The former US Ambassador Karl Eikenberry and Francis J. Ricciardone, Jr., in a discussion on the "New Cabinet" in 2009 stated that Khodaidad "holds graduate degrees from the Indian National Defense Academy. … and he has been a very good partner for U.S. counternarcotics efforts."

In 2013 General Khodaidad was selected as the first vice president candidate to Hedayat Amin Arsala for the upcoming presidential elections of Afghanistan in 2014.

General Khodaidad was also a member of the consultative Loya Jirga (Grand Meeting) of Afghanistan to agree the Bilateral Security Agreement (BSA) between Afghanistan and the United States in November 2013.

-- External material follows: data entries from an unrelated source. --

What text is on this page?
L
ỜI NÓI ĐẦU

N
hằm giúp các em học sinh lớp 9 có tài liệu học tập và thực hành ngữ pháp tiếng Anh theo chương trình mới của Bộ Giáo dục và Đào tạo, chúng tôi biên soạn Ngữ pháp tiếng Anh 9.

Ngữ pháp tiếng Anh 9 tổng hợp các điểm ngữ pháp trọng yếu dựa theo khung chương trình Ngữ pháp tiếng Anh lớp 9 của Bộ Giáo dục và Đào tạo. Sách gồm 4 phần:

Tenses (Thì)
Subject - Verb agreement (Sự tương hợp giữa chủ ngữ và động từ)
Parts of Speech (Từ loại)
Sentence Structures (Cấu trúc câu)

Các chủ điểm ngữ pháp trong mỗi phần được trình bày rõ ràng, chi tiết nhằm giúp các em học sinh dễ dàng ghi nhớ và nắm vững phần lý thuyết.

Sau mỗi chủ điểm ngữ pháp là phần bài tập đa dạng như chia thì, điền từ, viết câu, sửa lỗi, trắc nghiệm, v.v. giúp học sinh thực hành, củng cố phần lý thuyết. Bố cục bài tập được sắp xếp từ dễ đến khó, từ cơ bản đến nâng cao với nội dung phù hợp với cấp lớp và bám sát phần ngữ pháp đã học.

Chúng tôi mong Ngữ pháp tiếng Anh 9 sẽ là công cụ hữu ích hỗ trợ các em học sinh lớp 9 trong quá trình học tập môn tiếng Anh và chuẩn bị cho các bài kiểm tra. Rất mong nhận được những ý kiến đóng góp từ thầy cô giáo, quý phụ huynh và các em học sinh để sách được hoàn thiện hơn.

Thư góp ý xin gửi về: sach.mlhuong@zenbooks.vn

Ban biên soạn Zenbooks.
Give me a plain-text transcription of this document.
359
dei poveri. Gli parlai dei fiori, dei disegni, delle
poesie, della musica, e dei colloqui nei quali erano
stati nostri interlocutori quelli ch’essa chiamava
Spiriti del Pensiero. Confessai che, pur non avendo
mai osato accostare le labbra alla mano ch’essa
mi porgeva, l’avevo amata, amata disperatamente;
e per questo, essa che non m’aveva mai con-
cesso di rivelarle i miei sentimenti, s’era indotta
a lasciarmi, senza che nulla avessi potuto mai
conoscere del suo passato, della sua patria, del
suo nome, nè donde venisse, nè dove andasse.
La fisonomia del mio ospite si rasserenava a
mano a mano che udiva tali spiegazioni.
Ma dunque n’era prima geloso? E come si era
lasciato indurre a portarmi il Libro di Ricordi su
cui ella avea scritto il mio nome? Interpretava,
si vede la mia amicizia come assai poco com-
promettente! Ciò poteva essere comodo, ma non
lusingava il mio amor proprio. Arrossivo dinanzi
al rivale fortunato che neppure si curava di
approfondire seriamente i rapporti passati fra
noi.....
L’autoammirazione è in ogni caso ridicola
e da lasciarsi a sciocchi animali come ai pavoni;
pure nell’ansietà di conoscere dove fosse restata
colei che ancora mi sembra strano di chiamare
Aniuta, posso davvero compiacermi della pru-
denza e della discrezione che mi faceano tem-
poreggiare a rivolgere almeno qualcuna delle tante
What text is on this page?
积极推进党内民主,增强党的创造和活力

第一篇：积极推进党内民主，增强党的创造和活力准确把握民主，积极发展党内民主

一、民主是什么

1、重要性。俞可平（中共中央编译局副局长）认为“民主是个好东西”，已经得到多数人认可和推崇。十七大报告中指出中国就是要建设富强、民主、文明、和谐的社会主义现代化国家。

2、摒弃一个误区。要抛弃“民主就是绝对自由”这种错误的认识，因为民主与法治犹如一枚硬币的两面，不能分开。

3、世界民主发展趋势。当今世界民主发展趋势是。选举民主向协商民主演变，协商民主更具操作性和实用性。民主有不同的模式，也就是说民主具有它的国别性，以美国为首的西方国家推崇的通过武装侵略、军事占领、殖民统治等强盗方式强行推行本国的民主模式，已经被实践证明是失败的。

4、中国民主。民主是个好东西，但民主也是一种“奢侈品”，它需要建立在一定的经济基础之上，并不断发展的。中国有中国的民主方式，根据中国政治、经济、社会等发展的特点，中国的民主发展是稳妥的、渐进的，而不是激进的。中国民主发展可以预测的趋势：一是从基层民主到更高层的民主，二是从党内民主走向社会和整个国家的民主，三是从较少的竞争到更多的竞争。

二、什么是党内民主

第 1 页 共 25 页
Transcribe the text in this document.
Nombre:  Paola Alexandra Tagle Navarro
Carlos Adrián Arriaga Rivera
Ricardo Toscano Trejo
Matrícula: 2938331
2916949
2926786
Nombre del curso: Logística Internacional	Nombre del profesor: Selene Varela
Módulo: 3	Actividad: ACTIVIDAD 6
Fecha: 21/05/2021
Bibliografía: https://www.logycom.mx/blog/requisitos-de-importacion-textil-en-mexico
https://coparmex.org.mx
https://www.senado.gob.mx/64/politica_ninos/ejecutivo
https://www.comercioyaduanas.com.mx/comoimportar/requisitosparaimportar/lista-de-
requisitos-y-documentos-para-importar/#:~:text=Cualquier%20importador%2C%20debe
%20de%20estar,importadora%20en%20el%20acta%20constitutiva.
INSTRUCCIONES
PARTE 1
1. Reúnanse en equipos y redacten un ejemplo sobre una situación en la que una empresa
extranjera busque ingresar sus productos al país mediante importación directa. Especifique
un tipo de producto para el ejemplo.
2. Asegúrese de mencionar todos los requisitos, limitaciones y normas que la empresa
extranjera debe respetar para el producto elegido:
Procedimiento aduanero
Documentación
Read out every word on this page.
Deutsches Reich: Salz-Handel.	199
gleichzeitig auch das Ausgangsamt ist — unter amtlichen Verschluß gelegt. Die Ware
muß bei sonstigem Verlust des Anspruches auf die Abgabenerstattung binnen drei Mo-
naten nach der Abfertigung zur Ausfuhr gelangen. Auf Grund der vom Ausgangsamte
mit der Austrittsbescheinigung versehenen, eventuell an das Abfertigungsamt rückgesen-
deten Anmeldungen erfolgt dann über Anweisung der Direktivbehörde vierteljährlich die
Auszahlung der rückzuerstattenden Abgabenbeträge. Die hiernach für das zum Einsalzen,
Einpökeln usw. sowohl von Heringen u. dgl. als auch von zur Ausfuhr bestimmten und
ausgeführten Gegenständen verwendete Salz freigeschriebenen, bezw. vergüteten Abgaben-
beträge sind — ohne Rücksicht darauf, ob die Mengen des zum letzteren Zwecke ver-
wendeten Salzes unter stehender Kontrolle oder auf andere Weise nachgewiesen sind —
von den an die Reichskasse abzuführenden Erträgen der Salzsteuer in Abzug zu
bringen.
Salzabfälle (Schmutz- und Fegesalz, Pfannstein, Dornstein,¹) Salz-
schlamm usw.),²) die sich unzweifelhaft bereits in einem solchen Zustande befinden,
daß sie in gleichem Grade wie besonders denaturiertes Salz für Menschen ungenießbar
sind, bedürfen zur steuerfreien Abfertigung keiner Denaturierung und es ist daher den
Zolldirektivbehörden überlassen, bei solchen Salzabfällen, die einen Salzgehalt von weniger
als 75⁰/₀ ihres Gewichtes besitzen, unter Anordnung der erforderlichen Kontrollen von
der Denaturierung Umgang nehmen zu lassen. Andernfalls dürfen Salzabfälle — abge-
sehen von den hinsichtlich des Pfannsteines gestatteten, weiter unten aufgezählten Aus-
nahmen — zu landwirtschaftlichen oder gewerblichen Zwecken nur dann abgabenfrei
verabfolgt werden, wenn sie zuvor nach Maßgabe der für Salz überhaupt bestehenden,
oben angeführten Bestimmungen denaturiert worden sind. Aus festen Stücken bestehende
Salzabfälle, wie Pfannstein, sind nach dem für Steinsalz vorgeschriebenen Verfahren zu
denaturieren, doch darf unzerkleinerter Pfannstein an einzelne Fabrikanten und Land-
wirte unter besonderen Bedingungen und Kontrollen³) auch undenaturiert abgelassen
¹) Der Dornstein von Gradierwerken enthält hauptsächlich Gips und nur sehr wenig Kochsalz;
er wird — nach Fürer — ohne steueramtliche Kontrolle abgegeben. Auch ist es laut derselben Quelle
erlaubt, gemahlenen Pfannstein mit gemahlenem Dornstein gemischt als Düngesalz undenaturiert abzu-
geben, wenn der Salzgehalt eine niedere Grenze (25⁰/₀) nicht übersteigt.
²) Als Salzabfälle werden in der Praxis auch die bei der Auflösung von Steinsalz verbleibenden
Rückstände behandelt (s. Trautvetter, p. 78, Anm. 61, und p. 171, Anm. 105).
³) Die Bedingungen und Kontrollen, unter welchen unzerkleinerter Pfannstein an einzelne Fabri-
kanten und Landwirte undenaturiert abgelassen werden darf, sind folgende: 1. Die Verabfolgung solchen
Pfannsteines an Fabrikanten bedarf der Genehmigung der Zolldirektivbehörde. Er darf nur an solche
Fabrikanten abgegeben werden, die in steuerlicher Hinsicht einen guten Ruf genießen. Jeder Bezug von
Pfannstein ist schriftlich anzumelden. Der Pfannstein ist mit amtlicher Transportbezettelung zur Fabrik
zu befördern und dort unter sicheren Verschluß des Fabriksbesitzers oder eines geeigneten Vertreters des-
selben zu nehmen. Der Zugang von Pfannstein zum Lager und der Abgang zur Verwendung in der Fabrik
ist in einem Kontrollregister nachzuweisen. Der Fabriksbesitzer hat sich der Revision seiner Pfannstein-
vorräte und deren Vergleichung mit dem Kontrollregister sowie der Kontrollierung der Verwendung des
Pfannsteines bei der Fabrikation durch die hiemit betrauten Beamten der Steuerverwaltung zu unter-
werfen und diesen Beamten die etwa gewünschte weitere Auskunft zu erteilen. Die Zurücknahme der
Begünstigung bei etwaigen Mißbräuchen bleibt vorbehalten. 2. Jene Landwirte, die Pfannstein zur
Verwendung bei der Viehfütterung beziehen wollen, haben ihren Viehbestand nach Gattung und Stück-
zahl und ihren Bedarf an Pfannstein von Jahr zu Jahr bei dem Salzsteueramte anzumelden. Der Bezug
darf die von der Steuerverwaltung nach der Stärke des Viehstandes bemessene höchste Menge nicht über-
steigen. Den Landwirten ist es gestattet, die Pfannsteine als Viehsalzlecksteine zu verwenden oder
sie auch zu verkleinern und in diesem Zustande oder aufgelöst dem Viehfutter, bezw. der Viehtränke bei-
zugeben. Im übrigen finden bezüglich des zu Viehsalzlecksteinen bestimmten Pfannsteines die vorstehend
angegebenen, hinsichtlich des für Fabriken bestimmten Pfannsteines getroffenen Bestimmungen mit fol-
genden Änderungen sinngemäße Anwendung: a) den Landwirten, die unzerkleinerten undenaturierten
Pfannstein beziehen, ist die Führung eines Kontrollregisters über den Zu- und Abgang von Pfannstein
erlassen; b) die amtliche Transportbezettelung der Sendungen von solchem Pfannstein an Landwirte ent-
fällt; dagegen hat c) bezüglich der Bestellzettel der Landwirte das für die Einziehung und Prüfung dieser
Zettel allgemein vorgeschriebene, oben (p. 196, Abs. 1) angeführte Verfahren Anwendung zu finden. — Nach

Between 2017 and 2019 Khodaidad was appointed as the Inspector General and member of High Oversight Board (HOB) of the Afghan armed forces in the Office of the National Security Council, Afghanistan in the presidential palace.

=== Accolades ===
Khodaidad is honoured and perceived by the Afghan people, former colleagues including army officers and generals and many former mujahideen foes as a courageous and distinguished soldier who showed commitment and gallantry in the battlefield. He has received over fifty-two gallantry medals from the Afghan government.

During his time as the Minister of National Security (Afghanistan) and later as the Minister of Counter Narcotics (Afghanistan), Khodaidad was recognised by his colleagues as an Afghan patriot who consistently put aside ethnic differences as well encouraging national unity amongst ordinary Afghans.